Shale Gas Storage in Nano-Organic Pores with Surface Heterogeneties

Abstract

Recent advances in drilling and well stimulation technologies have led to rapid development of shale formations as an important natural gas resource. However a comprehensive understanding of the source rock geochemistry is currently needed in order to identify key factors in resource shale hydrocarbon assessment and production forecasting. Previous works indicated that significant amount of methane is stored in kerogen in adsorbed state. Adsorption is controlled by surface area and surface properties of the kerogen nanopore walls.

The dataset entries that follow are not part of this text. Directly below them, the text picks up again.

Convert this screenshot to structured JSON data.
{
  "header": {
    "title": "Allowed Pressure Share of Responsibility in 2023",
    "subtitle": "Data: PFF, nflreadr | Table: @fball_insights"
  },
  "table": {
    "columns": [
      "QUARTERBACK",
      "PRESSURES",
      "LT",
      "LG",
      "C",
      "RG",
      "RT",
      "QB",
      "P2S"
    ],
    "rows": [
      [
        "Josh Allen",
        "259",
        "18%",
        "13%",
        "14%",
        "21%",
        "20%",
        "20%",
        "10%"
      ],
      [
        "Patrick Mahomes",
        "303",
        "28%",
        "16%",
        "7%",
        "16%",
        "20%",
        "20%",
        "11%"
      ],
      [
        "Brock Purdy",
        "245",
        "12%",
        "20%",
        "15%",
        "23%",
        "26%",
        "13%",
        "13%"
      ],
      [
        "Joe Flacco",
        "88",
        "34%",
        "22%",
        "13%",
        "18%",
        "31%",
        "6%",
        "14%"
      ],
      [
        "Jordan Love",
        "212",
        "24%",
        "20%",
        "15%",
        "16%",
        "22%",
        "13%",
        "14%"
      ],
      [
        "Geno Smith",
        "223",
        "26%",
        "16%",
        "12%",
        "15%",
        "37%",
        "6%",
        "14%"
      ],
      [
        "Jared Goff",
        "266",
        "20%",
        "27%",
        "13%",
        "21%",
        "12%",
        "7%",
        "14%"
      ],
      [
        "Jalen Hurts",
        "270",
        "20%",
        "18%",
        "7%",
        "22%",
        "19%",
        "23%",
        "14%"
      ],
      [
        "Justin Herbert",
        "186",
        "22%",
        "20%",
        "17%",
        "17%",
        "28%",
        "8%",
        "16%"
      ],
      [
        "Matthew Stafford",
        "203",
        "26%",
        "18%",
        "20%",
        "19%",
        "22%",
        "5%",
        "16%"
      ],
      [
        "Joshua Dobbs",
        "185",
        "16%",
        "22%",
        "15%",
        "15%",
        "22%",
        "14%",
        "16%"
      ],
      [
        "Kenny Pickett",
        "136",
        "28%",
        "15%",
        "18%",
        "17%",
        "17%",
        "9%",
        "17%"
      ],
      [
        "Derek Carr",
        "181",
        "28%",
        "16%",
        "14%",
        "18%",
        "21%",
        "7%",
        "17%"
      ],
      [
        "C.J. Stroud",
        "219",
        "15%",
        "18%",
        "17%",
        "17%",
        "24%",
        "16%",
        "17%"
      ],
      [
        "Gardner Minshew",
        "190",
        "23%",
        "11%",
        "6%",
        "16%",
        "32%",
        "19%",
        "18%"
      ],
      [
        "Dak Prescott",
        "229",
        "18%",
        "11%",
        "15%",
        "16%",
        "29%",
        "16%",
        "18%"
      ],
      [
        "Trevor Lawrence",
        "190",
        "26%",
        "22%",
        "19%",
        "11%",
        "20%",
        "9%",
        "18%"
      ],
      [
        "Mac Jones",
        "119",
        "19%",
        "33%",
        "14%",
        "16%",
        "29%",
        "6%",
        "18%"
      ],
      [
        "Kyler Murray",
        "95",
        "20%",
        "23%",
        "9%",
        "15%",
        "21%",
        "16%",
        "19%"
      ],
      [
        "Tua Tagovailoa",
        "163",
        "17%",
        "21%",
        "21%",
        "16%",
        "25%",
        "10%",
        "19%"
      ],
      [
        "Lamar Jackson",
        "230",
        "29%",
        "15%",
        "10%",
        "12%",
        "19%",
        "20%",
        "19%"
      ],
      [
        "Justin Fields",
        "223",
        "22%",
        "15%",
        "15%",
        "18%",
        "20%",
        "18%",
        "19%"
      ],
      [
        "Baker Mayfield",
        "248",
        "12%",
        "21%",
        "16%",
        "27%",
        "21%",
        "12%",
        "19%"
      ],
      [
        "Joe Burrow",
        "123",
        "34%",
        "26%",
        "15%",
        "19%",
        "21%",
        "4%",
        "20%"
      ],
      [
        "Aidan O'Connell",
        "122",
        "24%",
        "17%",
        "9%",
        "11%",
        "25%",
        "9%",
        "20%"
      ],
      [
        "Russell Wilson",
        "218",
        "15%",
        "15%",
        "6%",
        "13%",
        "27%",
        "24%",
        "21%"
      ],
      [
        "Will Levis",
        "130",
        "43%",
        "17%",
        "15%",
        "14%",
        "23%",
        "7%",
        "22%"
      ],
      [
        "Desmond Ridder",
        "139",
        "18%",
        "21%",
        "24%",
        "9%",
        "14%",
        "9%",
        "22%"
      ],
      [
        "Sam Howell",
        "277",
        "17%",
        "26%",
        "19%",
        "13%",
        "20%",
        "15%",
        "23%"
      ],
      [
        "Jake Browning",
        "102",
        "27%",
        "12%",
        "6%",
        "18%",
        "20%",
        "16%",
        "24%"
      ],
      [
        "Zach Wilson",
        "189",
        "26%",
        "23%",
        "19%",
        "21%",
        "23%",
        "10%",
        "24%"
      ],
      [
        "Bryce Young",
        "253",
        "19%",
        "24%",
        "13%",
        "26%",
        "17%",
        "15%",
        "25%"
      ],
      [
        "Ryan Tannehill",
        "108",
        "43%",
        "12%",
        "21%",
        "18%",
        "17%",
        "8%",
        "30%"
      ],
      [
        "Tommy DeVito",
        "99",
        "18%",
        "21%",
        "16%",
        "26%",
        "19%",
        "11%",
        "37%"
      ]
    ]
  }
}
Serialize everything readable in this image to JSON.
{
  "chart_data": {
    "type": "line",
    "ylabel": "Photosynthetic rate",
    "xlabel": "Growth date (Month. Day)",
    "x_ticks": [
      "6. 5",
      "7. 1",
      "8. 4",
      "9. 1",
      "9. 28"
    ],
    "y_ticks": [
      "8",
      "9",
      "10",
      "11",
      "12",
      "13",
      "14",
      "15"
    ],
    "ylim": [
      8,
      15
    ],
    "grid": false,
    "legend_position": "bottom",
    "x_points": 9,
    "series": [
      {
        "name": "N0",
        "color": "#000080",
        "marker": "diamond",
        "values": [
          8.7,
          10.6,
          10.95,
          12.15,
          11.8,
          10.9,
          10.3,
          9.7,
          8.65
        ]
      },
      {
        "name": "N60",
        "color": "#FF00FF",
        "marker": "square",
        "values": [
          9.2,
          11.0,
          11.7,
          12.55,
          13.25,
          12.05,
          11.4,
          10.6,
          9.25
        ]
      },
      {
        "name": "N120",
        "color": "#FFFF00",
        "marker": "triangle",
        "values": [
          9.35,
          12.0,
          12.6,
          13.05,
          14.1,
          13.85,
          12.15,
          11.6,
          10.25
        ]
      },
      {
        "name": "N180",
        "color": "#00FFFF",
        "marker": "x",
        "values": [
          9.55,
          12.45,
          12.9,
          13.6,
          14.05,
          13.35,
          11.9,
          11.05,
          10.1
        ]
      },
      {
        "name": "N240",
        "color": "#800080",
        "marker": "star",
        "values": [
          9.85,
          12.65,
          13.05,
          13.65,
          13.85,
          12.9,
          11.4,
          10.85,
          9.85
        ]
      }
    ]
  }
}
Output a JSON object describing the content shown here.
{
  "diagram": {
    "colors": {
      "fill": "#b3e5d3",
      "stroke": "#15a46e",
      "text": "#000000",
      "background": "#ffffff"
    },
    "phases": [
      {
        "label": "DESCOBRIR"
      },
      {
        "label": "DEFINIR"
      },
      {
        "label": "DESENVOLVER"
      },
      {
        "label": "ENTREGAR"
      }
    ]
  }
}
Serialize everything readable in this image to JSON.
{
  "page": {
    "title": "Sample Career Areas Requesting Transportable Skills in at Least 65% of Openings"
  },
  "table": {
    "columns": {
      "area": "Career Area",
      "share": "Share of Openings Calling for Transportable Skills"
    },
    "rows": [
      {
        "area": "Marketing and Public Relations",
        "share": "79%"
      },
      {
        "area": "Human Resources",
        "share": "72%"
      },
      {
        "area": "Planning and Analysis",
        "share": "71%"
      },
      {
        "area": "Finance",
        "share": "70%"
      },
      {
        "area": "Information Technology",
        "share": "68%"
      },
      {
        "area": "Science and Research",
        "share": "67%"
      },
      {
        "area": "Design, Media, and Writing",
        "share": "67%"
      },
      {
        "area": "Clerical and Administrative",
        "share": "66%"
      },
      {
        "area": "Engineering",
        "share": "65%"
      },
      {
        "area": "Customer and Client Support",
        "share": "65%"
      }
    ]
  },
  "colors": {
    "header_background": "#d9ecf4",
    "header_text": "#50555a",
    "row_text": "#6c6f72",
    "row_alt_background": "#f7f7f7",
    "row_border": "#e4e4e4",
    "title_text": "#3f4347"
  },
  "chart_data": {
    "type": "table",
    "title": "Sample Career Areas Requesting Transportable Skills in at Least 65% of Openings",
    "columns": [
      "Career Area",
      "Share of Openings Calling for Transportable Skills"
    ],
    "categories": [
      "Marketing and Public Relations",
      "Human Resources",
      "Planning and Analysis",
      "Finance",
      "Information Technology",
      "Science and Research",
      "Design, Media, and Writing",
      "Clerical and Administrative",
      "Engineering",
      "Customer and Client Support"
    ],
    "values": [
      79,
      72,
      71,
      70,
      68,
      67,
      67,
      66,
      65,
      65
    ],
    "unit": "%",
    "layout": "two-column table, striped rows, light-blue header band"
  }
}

In this paper using molecular simulations we investigate the influence of surface chemistry and heterogeneity on methane storage in model kerogen pores. The results show excess amount of methane due to nanopore confinement effect is found to be most pronounced under the subsurface conditions when the reservoir pore pressure is in the range of 1,000-5,000 psi. Among the investigated surface heterogeneities, nitrogen-doped graphene surfaces are the most influential on methane storage. Doping affects strongly the Langmuir parameters related to the adsorption capacity. These results indicate that kerogen maturation and the associated changes in its composition have the potential to impact gas storage in resource shale formations. The work gives new insights into the potential impact of the surface chemistry on natural gas storage in kerogen and emphasizes the significance of source rock geochemistry.